Cook the pasta: Cook the pasta according to the package instructions. Drain the pasta, reserving ½ cup (120 ml) of pasta water, and set both aside.
Sauté the onion and garlic: Heat the olive oil in a large skillet over medium heat. Add the onion and garlic, and cook until soft and fragrant, about 3-5 minutes.
Add tomato paste, salt, and pepper: Add the tomato paste, salt, and pepper, and stir to combine. Continue stirring for 2-3 minutes, until the paste turns a bright red color.
Deglaze with vodka: Pour in the vodka to deglaze the skillet, stirring until the vodka has evaporated.
Add pasta water: Add the reserved pasta water to the skillet and stir until smooth, about 1 minute.
Stir in the cashew cream: Add the cashew cream to the sauce and stir until the mixture is smooth. Lower the heat to medium-low and let it simmer for about 3 to 4 minutes.

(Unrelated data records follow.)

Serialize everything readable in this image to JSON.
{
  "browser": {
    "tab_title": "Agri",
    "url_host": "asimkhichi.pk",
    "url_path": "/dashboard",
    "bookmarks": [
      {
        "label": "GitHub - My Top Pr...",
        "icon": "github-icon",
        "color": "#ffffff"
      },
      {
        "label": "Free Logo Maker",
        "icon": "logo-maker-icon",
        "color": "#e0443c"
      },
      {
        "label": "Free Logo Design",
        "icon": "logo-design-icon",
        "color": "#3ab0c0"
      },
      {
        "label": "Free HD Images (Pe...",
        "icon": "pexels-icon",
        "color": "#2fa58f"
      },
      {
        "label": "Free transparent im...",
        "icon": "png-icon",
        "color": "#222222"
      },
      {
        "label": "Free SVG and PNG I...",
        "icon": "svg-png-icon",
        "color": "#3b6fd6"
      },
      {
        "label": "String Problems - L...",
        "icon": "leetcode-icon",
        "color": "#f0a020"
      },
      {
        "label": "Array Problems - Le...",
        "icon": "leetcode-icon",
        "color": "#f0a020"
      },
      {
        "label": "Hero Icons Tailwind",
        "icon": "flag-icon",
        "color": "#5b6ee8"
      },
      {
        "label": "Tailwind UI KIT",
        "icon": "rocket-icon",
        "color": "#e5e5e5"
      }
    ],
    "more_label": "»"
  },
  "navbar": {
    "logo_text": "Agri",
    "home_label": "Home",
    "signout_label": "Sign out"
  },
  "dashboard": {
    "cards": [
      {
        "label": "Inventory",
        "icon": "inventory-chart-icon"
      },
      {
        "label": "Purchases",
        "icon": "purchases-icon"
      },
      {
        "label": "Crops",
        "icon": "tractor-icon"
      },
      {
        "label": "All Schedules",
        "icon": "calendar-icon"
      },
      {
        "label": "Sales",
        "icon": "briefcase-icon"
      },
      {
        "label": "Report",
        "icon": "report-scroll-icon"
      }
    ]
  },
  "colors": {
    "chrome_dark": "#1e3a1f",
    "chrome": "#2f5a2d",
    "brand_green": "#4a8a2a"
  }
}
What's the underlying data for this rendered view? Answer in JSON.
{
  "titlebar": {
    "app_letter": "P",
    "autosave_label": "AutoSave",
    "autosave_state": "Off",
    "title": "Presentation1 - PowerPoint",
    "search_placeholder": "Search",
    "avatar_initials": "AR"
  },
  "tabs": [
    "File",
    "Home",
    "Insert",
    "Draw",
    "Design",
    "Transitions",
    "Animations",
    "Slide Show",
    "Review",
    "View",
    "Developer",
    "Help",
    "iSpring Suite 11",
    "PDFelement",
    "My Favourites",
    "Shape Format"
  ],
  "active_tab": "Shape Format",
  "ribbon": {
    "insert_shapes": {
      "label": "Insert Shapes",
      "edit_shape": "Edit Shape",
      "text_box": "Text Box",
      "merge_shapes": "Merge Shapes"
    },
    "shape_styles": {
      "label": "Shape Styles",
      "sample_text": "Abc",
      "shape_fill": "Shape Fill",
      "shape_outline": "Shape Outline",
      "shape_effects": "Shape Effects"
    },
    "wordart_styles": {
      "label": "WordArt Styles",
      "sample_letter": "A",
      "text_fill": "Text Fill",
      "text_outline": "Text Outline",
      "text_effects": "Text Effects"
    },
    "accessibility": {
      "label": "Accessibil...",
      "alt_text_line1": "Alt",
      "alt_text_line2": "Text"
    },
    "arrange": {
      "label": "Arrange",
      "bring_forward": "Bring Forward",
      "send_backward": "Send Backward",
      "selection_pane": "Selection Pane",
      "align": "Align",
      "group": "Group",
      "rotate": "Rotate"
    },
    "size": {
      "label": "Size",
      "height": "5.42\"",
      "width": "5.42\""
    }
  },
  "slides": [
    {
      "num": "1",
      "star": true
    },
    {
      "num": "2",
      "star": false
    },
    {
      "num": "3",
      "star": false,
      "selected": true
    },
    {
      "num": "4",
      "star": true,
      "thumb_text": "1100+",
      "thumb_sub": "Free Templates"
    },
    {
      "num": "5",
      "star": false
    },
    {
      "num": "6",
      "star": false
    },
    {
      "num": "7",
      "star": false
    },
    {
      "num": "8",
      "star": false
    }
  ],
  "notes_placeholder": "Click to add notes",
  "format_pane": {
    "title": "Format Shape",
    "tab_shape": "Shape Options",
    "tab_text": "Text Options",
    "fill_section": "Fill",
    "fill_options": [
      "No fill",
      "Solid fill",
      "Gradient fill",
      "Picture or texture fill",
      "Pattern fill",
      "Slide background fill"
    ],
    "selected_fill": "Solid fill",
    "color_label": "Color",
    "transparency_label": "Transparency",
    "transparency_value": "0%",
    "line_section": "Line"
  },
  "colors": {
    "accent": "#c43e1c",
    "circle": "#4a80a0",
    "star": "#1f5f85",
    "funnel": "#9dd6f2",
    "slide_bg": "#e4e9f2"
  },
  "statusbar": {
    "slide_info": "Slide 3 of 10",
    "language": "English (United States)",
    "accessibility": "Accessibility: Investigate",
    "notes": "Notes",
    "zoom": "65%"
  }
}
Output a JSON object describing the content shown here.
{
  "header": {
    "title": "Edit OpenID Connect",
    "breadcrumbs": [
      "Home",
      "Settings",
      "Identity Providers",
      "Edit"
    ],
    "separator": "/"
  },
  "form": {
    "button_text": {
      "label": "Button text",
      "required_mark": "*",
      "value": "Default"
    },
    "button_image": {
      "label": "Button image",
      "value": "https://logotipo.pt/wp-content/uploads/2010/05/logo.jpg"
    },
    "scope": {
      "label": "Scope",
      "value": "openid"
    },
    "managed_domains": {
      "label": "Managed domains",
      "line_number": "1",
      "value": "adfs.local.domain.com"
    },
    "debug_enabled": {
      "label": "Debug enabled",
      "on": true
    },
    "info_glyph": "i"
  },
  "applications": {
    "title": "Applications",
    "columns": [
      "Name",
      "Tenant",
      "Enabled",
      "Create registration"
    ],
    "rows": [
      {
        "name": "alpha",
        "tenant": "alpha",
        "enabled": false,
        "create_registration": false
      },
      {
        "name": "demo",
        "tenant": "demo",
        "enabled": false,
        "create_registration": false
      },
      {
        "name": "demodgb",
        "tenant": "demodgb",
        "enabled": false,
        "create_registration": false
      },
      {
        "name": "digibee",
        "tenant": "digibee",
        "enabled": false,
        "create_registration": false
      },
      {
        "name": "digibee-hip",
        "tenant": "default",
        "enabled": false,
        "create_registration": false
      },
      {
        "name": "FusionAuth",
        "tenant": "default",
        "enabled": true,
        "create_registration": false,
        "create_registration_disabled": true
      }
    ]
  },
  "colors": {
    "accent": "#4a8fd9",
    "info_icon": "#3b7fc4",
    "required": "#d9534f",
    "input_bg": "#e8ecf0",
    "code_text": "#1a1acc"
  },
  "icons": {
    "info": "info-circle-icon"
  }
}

Add vegan butter and Parmesan: Mix in the vegan butter and vegan Parmesan shreds, then simmer for another 3 minutes until the sauce becomes smooth, glossy, and thick enough to coat the back of a spoon.
Combine pasta and sauce: Add the cooked pasta to the sauce and toss until the pasta is completely coated. Taste and add more salt or pepper if needed.
Serve: Serve immediately with more vegan Parmesan shreds if desired.